You can find an example here:

2.2 Static Back to home
In this case, both XML code in Android Manifest file and java code should be added.

2.2.1 Android manifest
The first thing to add is the same as the native action bar: The parent activity name.

android:parentActivityName="com.jiahaoliuliu.backtohome.HomeActivity" 

The second thing is a metadata before close the activity of where the parent is

<meta-data
    android:name="android.support.PARENT_ACTIVITY"
    android:value="com.jiahaoliuliu.backtohome.HomeActivity" />

2.2.2 Java code
First, the code must ask the action bar to show the up button for devices with API lower than 11:

// Display the up button
getSupportActionBar().setDisplayHomeAsUpEnabled(true);

Second, the method onOptionsItemSelected must be overridden again. Note that this time the code is using the method navigateUpFromSameTask of the class android.support.v4.app.NavUtils. This is what the android developer page states:

To navigate up when the user presses the app icon, you can use the NavUtils class's static method,navigateUpFromSameTask(). When you call this method, it finishes the current activity and starts (or resumes) the appropriate parent activity. If the target parent activity is in the task's back stack, it is brought forward as defined by FLAG_ACTIVITY_CLEAR_TOP.

@Override
public boolean onOptionsItemSelected(MenuItem item) {
if (item.getItemId() == android.R.id.home) {
        NavUtils.navigateUpFromSameTask(this);
        return true;
    }
    return super.onOptionsItemSelected(item);
}

You can find an example here:
Manifest:

Activity

Conclusion:
The action bar has stablished as a pattern for mobile apps, such as Drawer or Sliding menus. It is very important to provide a clean up navigation to not confuse the user.
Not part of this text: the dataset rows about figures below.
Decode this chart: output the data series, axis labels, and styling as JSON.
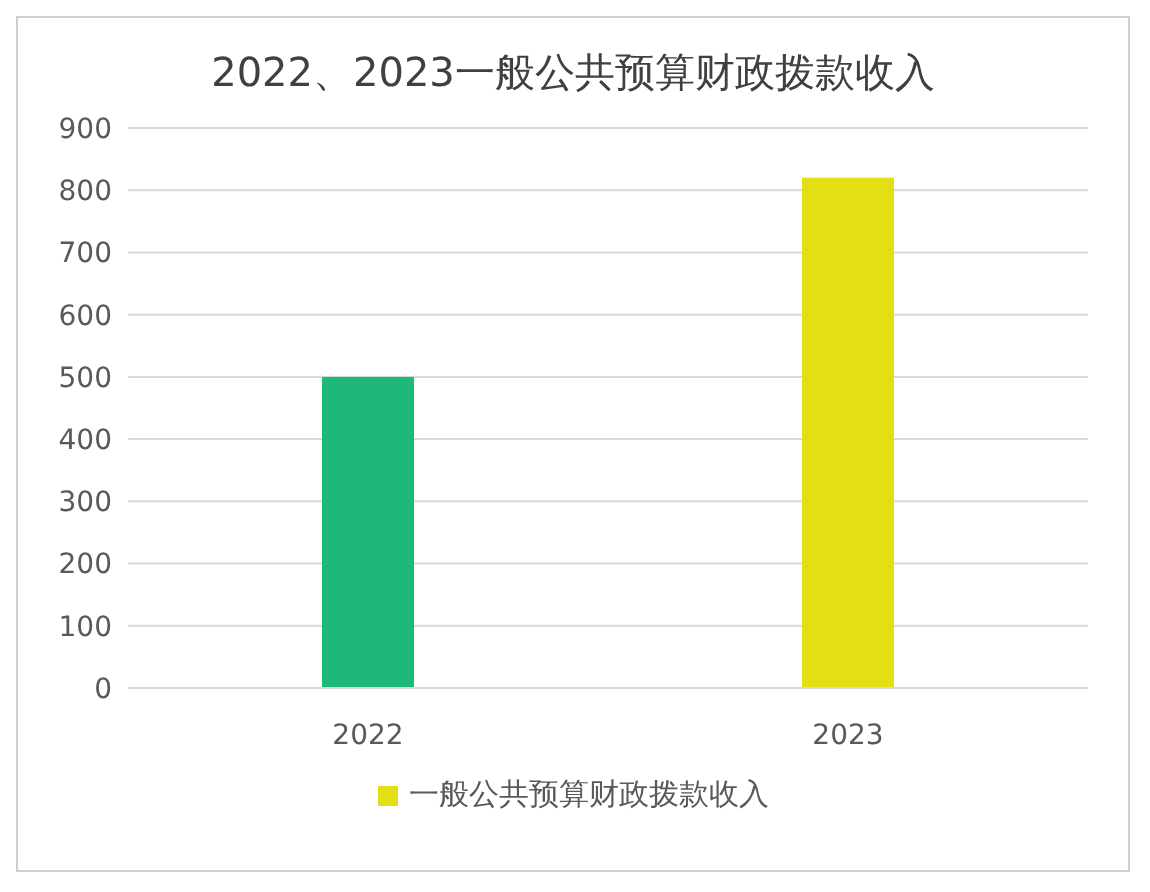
{
  "chart_data": {
    "type": "bar",
    "title": "2022、2023一般公共预算财政拨款收入",
    "categories": [
      "2022",
      "2023"
    ],
    "series": [
      {
        "name": "一般公共预算财政拨款收入",
        "color": "#e3df14",
        "colors": [
          "#1db87a",
          "#e3df14"
        ],
        "values": [
          500,
          820
        ]
      }
    ],
    "ylim": [
      0,
      900
    ],
    "yticks": [
      0,
      100,
      200,
      300,
      400,
      500,
      600,
      700,
      800,
      900
    ],
    "grid": "y",
    "legend": "bottom"
  }
}
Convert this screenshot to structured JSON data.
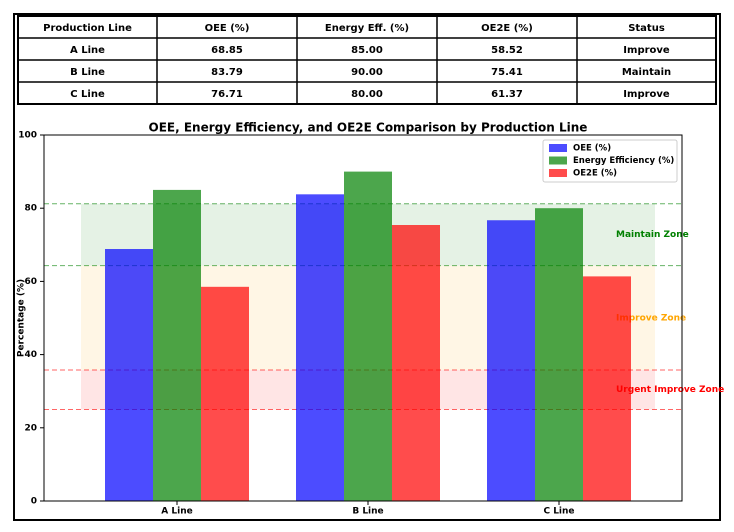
{
  "table": {
    "header": [
      "Production Line",
      "OEE (%)",
      "Energy Eff. (%)",
      "OE2E (%)",
      "Status"
    ],
    "rows": [
      [
        "A Line",
        "68.85",
        "85.00",
        "58.52",
        "Improve"
      ],
      [
        "B Line",
        "83.79",
        "90.00",
        "75.41",
        "Maintain"
      ],
      [
        "C Line",
        "76.71",
        "80.00",
        "61.37",
        "Improve"
      ]
    ]
  },
  "chart_data": {
    "type": "bar",
    "title": "OEE, Energy Efficiency, and OE2E Comparison by Production Line",
    "y_label": "Percentage (%)",
    "categories": [
      "A Line",
      "B Line",
      "C Line"
    ],
    "series": [
      {
        "name": "OEE (%)",
        "color": "#0000ff",
        "values": [
          68.85,
          83.79,
          76.71
        ]
      },
      {
        "name": "Energy Efficiency (%)",
        "color": "#008000",
        "values": [
          85,
          90,
          80
        ]
      },
      {
        "name": "OE2E (%)",
        "color": "#ff0000",
        "values": [
          58.52,
          75.41,
          61.37
        ]
      }
    ],
    "ylim": [
      0,
      100
    ],
    "yticks": [
      0,
      20,
      40,
      60,
      80,
      100
    ],
    "legend": "upper right",
    "zones": [
      {
        "label": "Maintain Zone",
        "range": [
          64.3,
          81.2
        ],
        "color": "#008000",
        "dashed": true
      },
      {
        "label": "Improve Zone",
        "range": [
          35.8,
          64.3
        ],
        "color": "#ffa500",
        "dashed": false
      },
      {
        "label": "Urgent Improve Zone",
        "range": [
          25,
          35.8
        ],
        "color": "#ff0000",
        "dashed": true
      }
    ]
  }
}
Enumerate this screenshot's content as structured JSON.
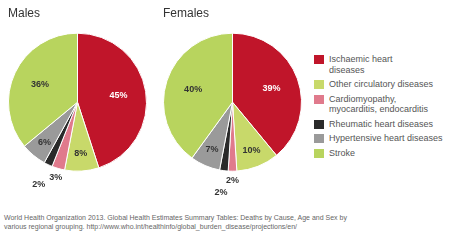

The use of static back to home method is good if from one activity it just goes to one specific activity. Other wise, if one activity is called by several different activities, it is better use the dynamic back to home method because it is impossible to do it with static back to home method.

Also the minimum API supported by the native action bar is 11, which means if you want to reach most of the people (at the time of writing there are still nearly 17% of the users who has a device with API lower than 11), an external library must be used. I have used ActionBarSherlock, but the new ActionBar compat could be used too.